Step 1: Equipment & Materials
- TIG (GTAW) or MIG (GMAW) Welder
- Stationary Belt Sander
- Bead Blasting Cabinet - Optional
- 4 1/2" Angle Grinder with Abrasion/Cutting Wheels
- Bench Grinder - Optional
- Metal Work Bench to Attach Ground Cable
- Bench Vise
- Ball-Peen Hammer
- Vise Grips
- Sheet Metal Sheers
- Dremel Tool with Grinding and Polishing Bits - Optional
- Typical Welding/Fabrication Safety Equipment
- 18, 20, or 22ga Stainless Steel Sheet Metal Scraps
- 1/4" Bar Stock (Round or Square)
- Stainless Steel Filler Rod (for TIG)
- Stainless Steel Electrode Wire (for MIG)
Step 2: Making the Basic Parts
The petal is the main and most notable part of the rose. They are made using a simple ice cream cone shape. You need to make them in increasing sizes because they need to get larger and larger as you go from the center of the rose outward. The number required completely depends on how detailed and how tightly packed you would like to make the rose. I used about thirty petals in my sculpture and made them very tightly packed.
The leaves of the rose are made with a shape that is similar to an ellipse, but with pointier tips along the large axis. The number of leaves required depends on your taste. You can even leave them out of the sculpture if desired
The thorns can easily be made out of left over scraps from making the other rose parts. Any triangular piece scrap metal that is between 1/2" to 1" in length along the hypotenuse will work fine. Once again the number of thorns is completely up to you.

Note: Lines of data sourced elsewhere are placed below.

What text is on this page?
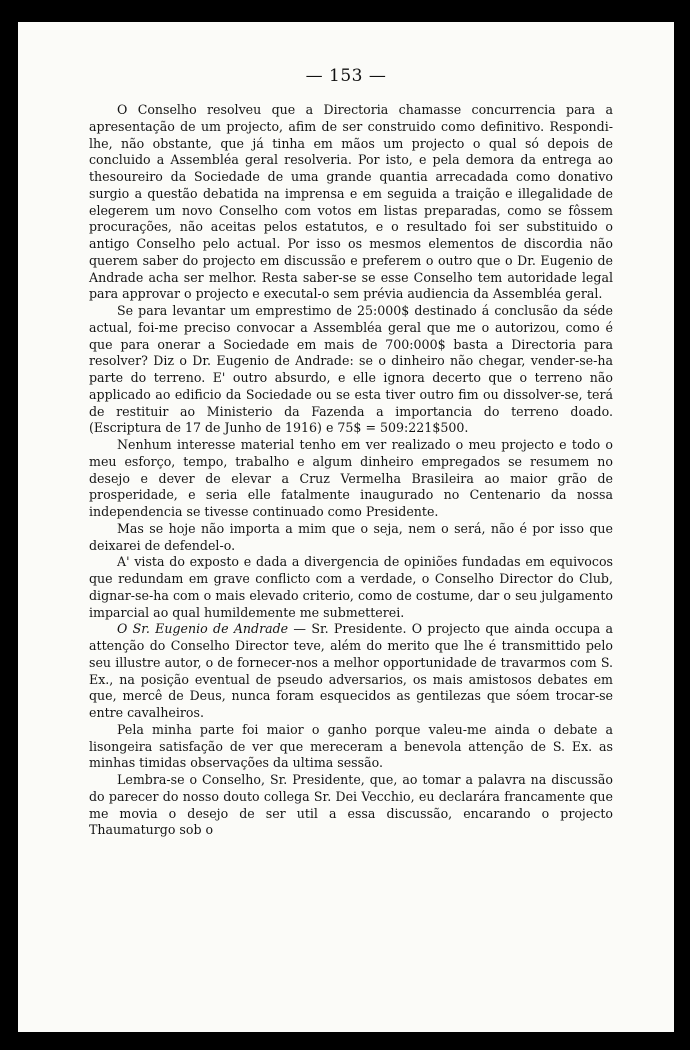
— 153 —

O Conselho resolveu que a Directoria chamasse concurrencia para a apresentação de um projecto, afim de ser construido como definitivo. Respondi-lhe, não obstante, que já tinha em mãos um projecto o qual só depois de concluido a Assembléa geral resolveria. Por isto, e pela demora da entrega ao thesoureiro da Sociedade de uma grande quantia arrecadada como donativo surgio a questão debatida na imprensa e em seguida a traição e illegalidade de elegerem um novo Conselho com votos em listas preparadas, como se fôssem procurações, não aceitas pelos estatutos, e o resultado foi ser substituido o antigo Conselho pelo actual. Por isso os mesmos elementos de discordia não querem saber do projecto em discussão e preferem o outro que o Dr. Eugenio de Andrade acha ser melhor. Resta saber-se se esse Conselho tem autoridade legal para approvar o projecto e executal-o sem prévia audiencia da Assembléa geral.

Se para levantar um emprestimo de 25:000$ destinado á conclusão da séde actual, foi-me preciso convocar a Assembléa geral que me o autorizou, como é que para onerar a Sociedade em mais de 700:000$ basta a Directoria para resolver? Diz o Dr. Eugenio de Andrade: se o dinheiro não chegar, vender-se-ha parte do terreno. E' outro absurdo, e elle ignora decerto que o terreno não applicado ao edificio da Sociedade ou se esta tiver outro fim ou dissolver-se, terá de restituir ao Ministerio da Fazenda a importancia do terreno doado. (Escriptura de 17 de Junho de 1916) e 75$ = 509:221$500.

Nenhum interesse material tenho em ver realizado o meu projecto e todo o meu esforço, tempo, trabalho e algum dinheiro empregados se resumem no desejo e dever de elevar a Cruz Vermelha Brasileira ao maior grão de prosperidade, e seria elle fatalmente inaugurado no Centenario da nossa independencia se tivesse continuado como Presidente.

Mas se hoje não importa a mim que o seja, nem o será, não é por isso que deixarei de defendel-o.

A' vista do exposto e dada a divergencia de opiniões fundadas em equivocos que redundam em grave conflicto com a verdade, o Conselho Director do Club, dignar-se-ha com o mais elevado criterio, como de costume, dar o seu julgamento imparcial ao qual humildemente me submetterei.

O Sr. Eugenio de Andrade — Sr. Presidente. O projecto que ainda occupa a attenção do Conselho Director teve, além do merito que lhe é transmittido pelo seu illustre autor, o de fornecer-nos a melhor opportunidade de travarmos com S. Ex., na posição eventual de pseudo adversarios, os mais amistosos debates em que, mercê de Deus, nunca foram esquecidos as gentilezas que sóem trocar-se entre cavalheiros.

Pela minha parte foi maior o ganho porque valeu-me ainda o debate a lisongeira satisfação de ver que mereceram a benevola attenção de S. Ex. as minhas timidas observações da ultima sessão.

Lembra-se o Conselho, Sr. Presidente, que, ao tomar a palavra na discussão do parecer do nosso douto collega Sr. Dei Vecchio, eu declarára francamente que me movia o desejo de ser util a essa discussão, encarando o projecto Thaumaturgo sob o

The stem can be made out of any piece of stainless steel that is about 1/4" in diameter. You could use round or square bar stock. Round would be ideal, but square might give the rose a cool look. Square bar stock can easily be sanded or ground to a round profile if need be. I did not have either of the aforementioned materials, so I constructed my stem by TIG welding together 4 pieces of 1/8" welding filler rod. I do not recommend doing this because it is time consuming and requires welding experience to do correctly, however if you have the filler metal, experience, and time at your disposal...knock yourself out! It took me at least 8 hours of shop time to accomplish, but I had the time to burn. One cool result was that it gave my stem a very natural look because of the distortion that resulted from welding the filler rods together.

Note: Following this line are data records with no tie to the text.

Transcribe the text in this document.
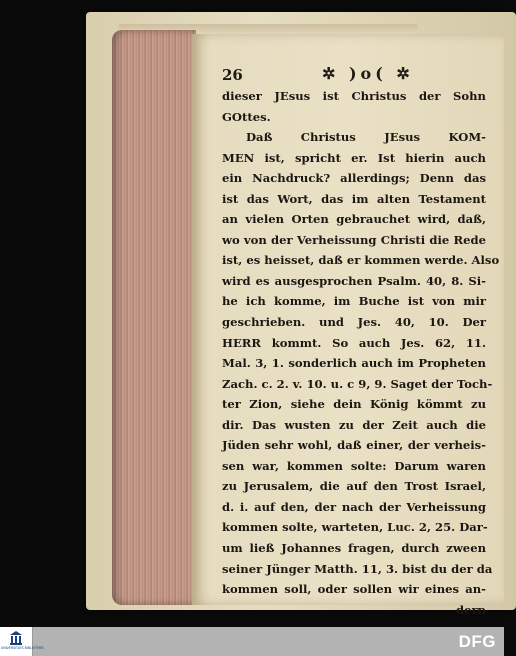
26	✲ )o( ✲
dieser JEsus ist Christus der Sohn
GOttes.
Daß Christus JEsus KOM-
MEN ist, spricht er. Ist hierin auch
ein Nachdruck? allerdings; Denn das
ist das Wort, das im alten Testament
an vielen Orten gebrauchet wird, daß,
wo von der Verheissung Christi die Rede
ist, es heisset, daß er kommen werde. Also
wird es ausgesprochen Psalm. 40, 8. Si-
he ich komme, im Buche ist von mir
geschrieben. und Jes. 40, 10. Der
HERR kommt. So auch Jes. 62, 11.
Mal. 3, 1. sonderlich auch im Propheten
Zach. c. 2. v. 10. u. c 9, 9. Saget der Toch-
ter Zion, siehe dein König kömmt zu
dir. Das wusten zu der Zeit auch die
Jüden sehr wohl, daß einer, der verheis-
sen war, kommen solte: Darum waren
zu Jerusalem, die auf den Trost Israel,
d. i. auf den, der nach der Verheissung
kommen solte, warteten, Luc. 2, 25. Dar-
um ließ Johannes fragen, durch zween
seiner Jünger Matth. 11, 3. bist du der da
kommen soll, oder sollen wir eines an-
dern
UNIVERSITÄTS BIBLIOTHEK	DFG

Step 3: Forming the Petals Into the Rose Bloom
Basically, you start by folding two of the smallest sized petal pieces in half so they resemble the shape of a hot dog bun. Then slide the edge of one piece into the center of the other piece and crimp them together in a vise. Now you have your starting point to begin welding. From this point on you have to form each piece so that it 'hugs' around the core that you just started. After you have shaped a petal you can weld one side of it to the core and then if need be, you can bend it to perfectly fit the contour of the core. Once you achieve the desired shape, weld the other side. Then bend the pointed part of the ice cream cone shape inward to form the bottom of the rose bloom, weld it up, and grind smooth. After each pedal is welded onto the core make sure to grind or sand off the weld beads to keep the rose tightly packed. Once you start getting a couple layers away from the core you can begin creating the 'lip' along the top of the petal. This gives the rose an opening effect visually. I won't try to describe in words all the techniques for obtaining all the contours because it would sound confusing. Just use your vise, vise grips, ball peen hammer, and work bench and get creative! By trial and error you will get the hang of how the metal behaves. Just remember that the good thing about working with metal is that you can always fix a mistake and no one will ever know the difference. Remember to alternate locations of the pedals to avoid making the rose look like a spiral. Once you have gotten the rose bloom to your desired size just weld up any gaps in the bottom and sides, grind them clean, and move on to the stem.
Step 4: Making the Stem
To make the stem, take the bar stock, hammer it, and bend it so that it isn't perfectly straight or smooth. This makes it look less like a bar and more closely resembles a real rose stem. Then take the triangular pieces you formed for the thorns and weld them in the desired locations. After they are welded, grind off the weld beads and use the grinder (Or sander, or file, or Dremel tool) and shape the triangle into a pointed thorn. After you have attached and formed all of the thorns, it's time to move on to the leaves. The leaves are formed by bending the ellipse shape along it's long axis into a V. Then bend the edges, so it begins to resemble a pair of wax lips. After that is done, bend the leaves along the center ridge to give them a natural curved shape. This is tricky to do. I did it by putting the piece in a vise (ridge on one side, 'lips' on the other) and hammered it towards the ridge side, opened the vise, slid it up a little, closed the vise, and hammered again. Do this a couple of times and it will have the desired shape. After you have finished the leaves, just weld them on to the stem and grind away the welds.